【发布时间】:2019-03-07 11:45:01
【问题描述】:
我正在使用 Python 制作和实验机器学习,事情是我想在我的实验中添加精确度量和混淆矩阵,我的完整代码如下所示:
print('Random Forest Testing')
from sklearn import svm
import pandas as pd
from sklearn.feature_extraction.text import TfidfVectorizer
import csv
from sklearn import preprocessing
from sklearn import svm
from sklearn.cross_validation import train_test_split
from sklearn.metrics import confusion_matrix
from sklearn.ensemble import RandomForestClassifier
打开 csv:
f = open('Telcel_facebook_comments_train.csv')
csv_f = csv.reader(f)
创建矢量化器 tfidf:
vectorizer = TfidfVectorizer(analyzer='char',ngram_range=(1, 3))
保存 cmets 和标签的列表:
list_comments=[]
list_tags=[]
for row in csv_f:
list_comments.append(row[0])
list_tags.append(row[1])
X = vectorizer.fit_transform(list_comments)
print(X)
vectorizadorEtiquetas= preprocessing.LabelEncoder()

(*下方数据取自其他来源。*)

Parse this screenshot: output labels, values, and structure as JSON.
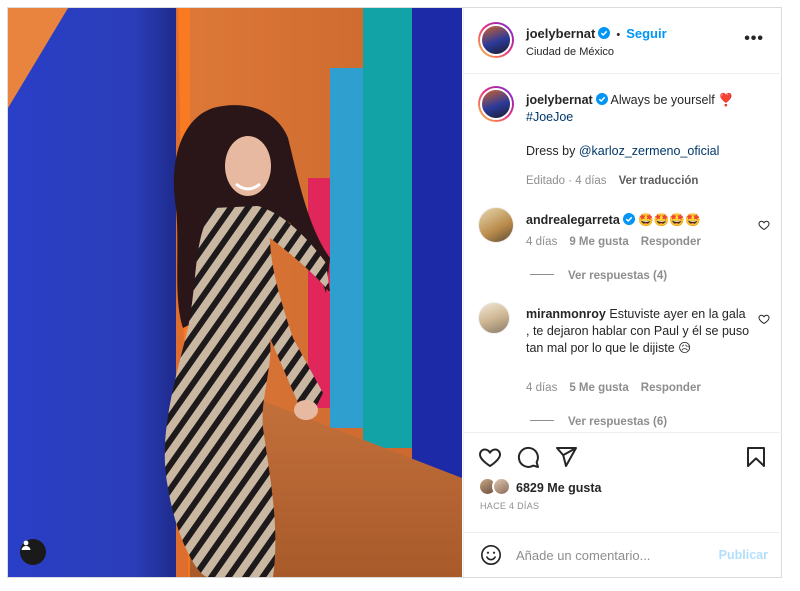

Y=vectorizadorEtiquetas.fit_transform(list_tags)
print(Y)
获取功能的名称:
tfidf_words=vectorizer.get_feature_names()
clf = svm.SVR()
#Second Machine learning algorithm
clf2 = RandomForestClassifier(n_estimators=10)
clf2 = clf2.fit(X, Y)
#building X train and Y train matrix
X_train, X_test, y_train, y_test = train_test_split(
X, Y, test_size=0.33, random_state=47)
print('Starting training')
#clf.fit(X_train, y_train)
clf2.fit(X_train, y_train)
print('Training Completed')
print(clf2.score(X_test, y_test))
导入混淆矩阵并召回
from sklearn.metrics import confusion_matrix
from sklearn.metrics import precision_recall_fscore_support
这里是当我需要添加精度和混淆矩阵时,下面的代码是错误的,因为我不知道如何获得名为“y_true”的矩阵,我只有三个类:1,2,3
print(precision_recall_fscore_support(y_true, y_pred, average='macro'))
print(confusion_matrix(y_true, y_pred))
为了更清楚,这是输出的一部分:
Random Forest Testing
(0, 2128) 0.225797583675
(0, 6205) 0.243191128615
(0, 6366) 0.21798642306
(0, 3292) 0.204253719304
(0, 4763) 0.161726027808
(0, 1950) 0.264734992986
(0, 6457) 0.264734992986
(0, 5153) 0.264734992986
(0, 3216) 0.105568550619
(0, 4760) 0.128342578419
[3 1 1 ..., 2 2 2]
Starting training
Training Completed
0.881481481481
但是,我想感谢支持显示混淆矩阵和召回指标以了解我的模型的更多信息,感谢您的支持。
这是我实现结果的第二次努力,现在我尝试代替上面的行:
y_pred = clf2.predict(X_test)
print('Training Completed')
'''
Returns the mean accuracy on the given test data and labels.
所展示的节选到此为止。